Souvenirs : Jeunesse
Traduction par Arvède Barine.
Librairie Hachette et Cie (p. 254-258).

LXVII

À LA CAMPAGNE


Le jour suivant, je partis en poste, avec Volodia, pour la campagne. En route, je repassai dans ma tête mes souvenirs de Moscou, et je me mis à penser à Sonia Valakhine, mais ce ne fut que le soir, en quittant le cinquième relais. « C’est tout de même singulier, me dis-je, qu’étant amoureux, j’aie tout à fait oublié que je le suis. Il faut penser à elle. » Je me mis donc à penser à Sonia comme on pense en voyage, c’est-à-dire à bâtons rompus, mais avec vivacité. Le résultat de mes réflexions fut qu’en arrivant à la campagne il me parut indispensable de prendre un air triste et rêveur devant toutes les personnes de la maison, et surtout devant Catherine, que je considérais comme très connaisseuse en ces sortes de choses et à qui j’avais touché un mot de l’état de mon cœur. Mais, malgré mes efforts pour tromper les autres et me tromper moi-même, malgré le soin avec lequel je m’appropriai tous les symptômes que j’avais observés chez les gens amoureux, au bout de deux jours, pendant lesquels je ne me souvins qu’avec intermittence de ma passion (c’était surtout le soir que je me rappelais que j’étais amoureux), la vie de campagne et le changement d’occupations m’avaient fait entièrement oublier mon amour pour Sonia.

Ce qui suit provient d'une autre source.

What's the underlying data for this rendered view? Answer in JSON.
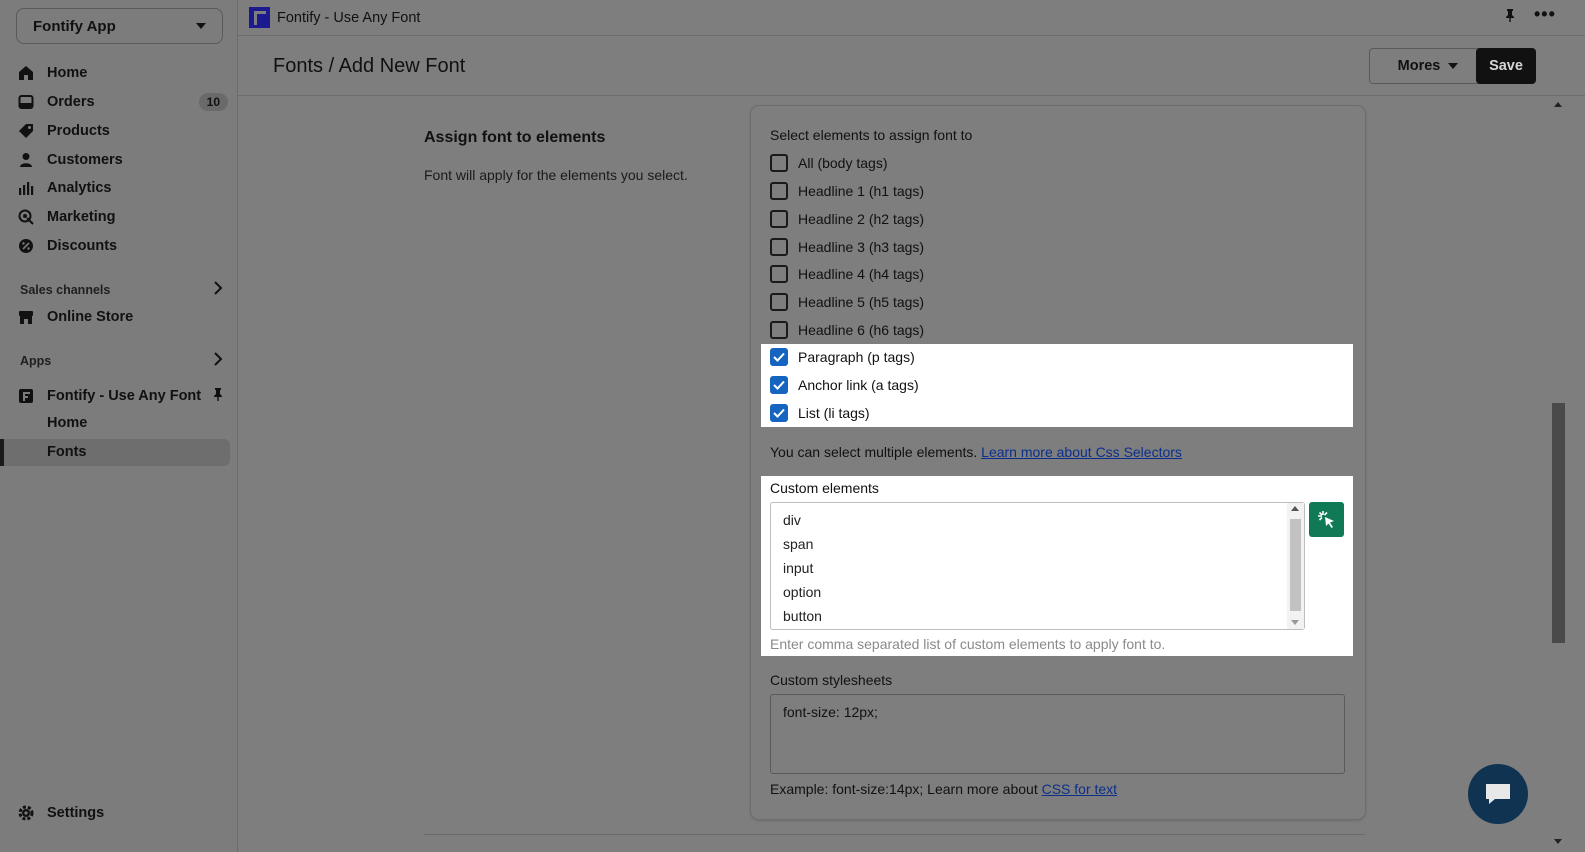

Nous arrivâmes à Petrovskoë au milieu de la nuit, et je dormais si solidement que je ne vis pas l’allée de bouleaux. Toute la maison était couchée. Le vieux Phoca vint nu-pieds, un flambeau à la main, ôter les crochets de la porte et nous ouvrir. Il était courbé en deux et vêtu d’une espèce de camisole de femme. En nous apercevant, il eut un tremblement de joie. Il nous embrassa sur l’épaule, ôta précipitamment son chapeau de feutre et alla s’habiller. j’étais encore mal réveillé en traversant le vestibule et l’escalier ; mais, arrivé dans l’antichambre, quand je revis la serrure de la porte et son verrou, la lame de parquet gondolée, le grand coffre, le vieux flambeau couvert de suif comme jadis, les ombres formées par la chandelle toute de travers que Phoca venait d’allumer, la double fenêtre qui ne s’enlevait pas et était éternellement pleine de poussière, derrière laquelle je me rappelais que poussait un sorbier, tous ces objets m’étaient si familiers, ils étaient si remplis de souvenirs, si amis entre eux et si bien associés dans une seule pensée, que je sentis subitement sur moi la caresse de cette chère vieille maison. Je me demandai involontairement comment nous avions pu nous passer si longtemps l’un de l’autre, la maison et moi, et je courus regarder si les autres pièces aussi étaient restées comme autrefois. Rien n’était changé ; tout était seulement devenu plus petit, plus bas, et moi je me faisais l’effet d’être plus grand, plus lourd et plus rude. Tel que j’étais, la vieille maison me tendit joyeusement les bras, et chaque planche, chaque fenêtre, chaque marche de l’escalier, chaque son éveillait en moi une multitude infinie d’images, de sentiments, de souvenirs de l’heureux passé qui ne reviendra jamais.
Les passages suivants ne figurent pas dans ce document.